La Femme de midi
de Julia Franck

critiqué par Papyrus, le 26 octobre 2009
(Montperreux - 64 ans)


La note:  étoiles
un témoignage de l'intérieur
L'auteure de ce roman, Julia Franck, est née en Allemagne en 1970. L'histoire qu'elle raconte, traduite de l'Allemand par Elisabeth Landes, est celle d'une Allemagne d'avant guerre, d'abord dans un bourg reculé de Lusace, où se déroule l'enfance de deux petites filles dotées de parents atypiques, père militaire et mère déséquilibrée. Sur fond de grande crise économique, elle nous entraîne ensuite dans le Berlin des années 20 sur les traces de ces deux soeurs, Hélène et Martha, qui viennent y chercher travail, liberté et amour. l'Histoire s'accélère ensuite et c'est le destin d'Hélène, devenue Alice qui nous happe sur fond de guerre et de nazisme.
Le livre s'ouvre sur Peter, le fils d'Alice, abandonné sur le quai d'une gare: Qu'a-t-il pu se passer pour qu'une mère en arrive à cette extrémité?
Le roman est écrit avec minutie. La précision quasi chirurgicale de certains passages alterne avec des moments d'écriture minimaliste où l'essentiel est inscrit entre les lignes, dans les silences d'Alice, au travers d'un quotidien subi jusqu'à l'insupportable, où les prises de conscience sont à peine suggérées comme ce jour où elle se rend en forêt pour cueillir des champignons et qu'elle croise un train dont l'odeur la fait fuir...
Des sujets difficiles y sont abordés: la stérilisation des femmes qui ne sont pas considérées comme parfaites, être un allemand et avoir des origines juives, le sort peu enviable des femmes allemandes à l'arrivée de l'Armée Rouge ...
Combien de vies ont-elles ainsi été profondément marquées et bouleversées par le cours de cette guerre innommable, de l'autre côté de la frontière ? Julia Franck soulève un pan de ce rideau opaque sur les conséquences humaines dramatiques du nazisme dans l'Allemagne d'après guerre et dont les conséquences doivent exister encore aujourd'hui...
C'est un beau roman, bien écrit et bien traduit, qui m'a beaucoup séduite, parfois aussi rebutée mais que je ne regrette pas d'avoir ouvert car il fait partie des romans dont on garde longtemps l'empreinte dans ses pensées.
Au fait, Pourquoi ce titre ? Je n'ai pas vraiment trouvé...
Relecture de l'histoire d'une période sombre 7 étoiles

La femme de midi est un personnage mythique de la tradition populaire de la Lusace. Armée d'une faux elle s'en prend à ceux qui ne respectent pas la trève de midi lors des moissons : elle leur fait perdre la raison, qu'ils ne pourront retrouver qu'en passant au moins une heure à apprendre à filer le chanvre... Cette histoire est rapportée en détail dans une note page 123 de cet ouvrage.

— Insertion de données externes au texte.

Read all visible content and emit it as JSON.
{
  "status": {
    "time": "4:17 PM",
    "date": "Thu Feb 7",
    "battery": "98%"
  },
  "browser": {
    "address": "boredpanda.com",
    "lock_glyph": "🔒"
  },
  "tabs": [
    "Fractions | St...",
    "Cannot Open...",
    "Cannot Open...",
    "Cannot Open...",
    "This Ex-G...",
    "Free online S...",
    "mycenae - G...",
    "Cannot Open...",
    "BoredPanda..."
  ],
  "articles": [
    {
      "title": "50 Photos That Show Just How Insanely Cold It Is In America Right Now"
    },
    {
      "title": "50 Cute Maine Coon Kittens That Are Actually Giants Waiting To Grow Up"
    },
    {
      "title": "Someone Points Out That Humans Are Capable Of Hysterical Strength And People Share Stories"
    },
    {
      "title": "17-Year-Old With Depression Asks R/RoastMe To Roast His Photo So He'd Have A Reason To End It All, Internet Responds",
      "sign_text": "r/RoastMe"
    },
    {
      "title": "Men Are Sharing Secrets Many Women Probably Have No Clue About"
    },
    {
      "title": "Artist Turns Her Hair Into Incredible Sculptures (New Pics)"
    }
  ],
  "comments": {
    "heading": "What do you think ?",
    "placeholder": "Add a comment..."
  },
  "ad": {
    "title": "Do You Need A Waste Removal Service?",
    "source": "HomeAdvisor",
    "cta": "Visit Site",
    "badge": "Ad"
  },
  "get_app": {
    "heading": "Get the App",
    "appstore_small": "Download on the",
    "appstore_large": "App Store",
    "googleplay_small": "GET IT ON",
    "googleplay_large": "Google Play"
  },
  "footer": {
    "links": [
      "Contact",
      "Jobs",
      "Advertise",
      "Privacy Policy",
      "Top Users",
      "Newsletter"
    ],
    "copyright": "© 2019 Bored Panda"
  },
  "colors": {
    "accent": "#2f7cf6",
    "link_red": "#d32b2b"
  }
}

Pourquoi cela a-t-il échappé à Papyrus ? Peut-être a-t-elle été déroutée, comme moi, par le style embrouillé de l'auteur, qui incite parfois à sauter des paragraphes, voire davantage, pour suivre l'intrigue... C'est d'ailleurs le défaut principal de ce roman, car son sujet est intéressant, même si les descriptions de la vie à Berlin entre les deux guerres me paraissent quelque peu artificielles, surtout quand on songe à l'âge de ce jeune auteur.

On nous explique que ce livre eut un grand succès en Allemagne. Sans doute les lecteurs ont-ils été sevrés de littérature "non-engagée" relative à cette période.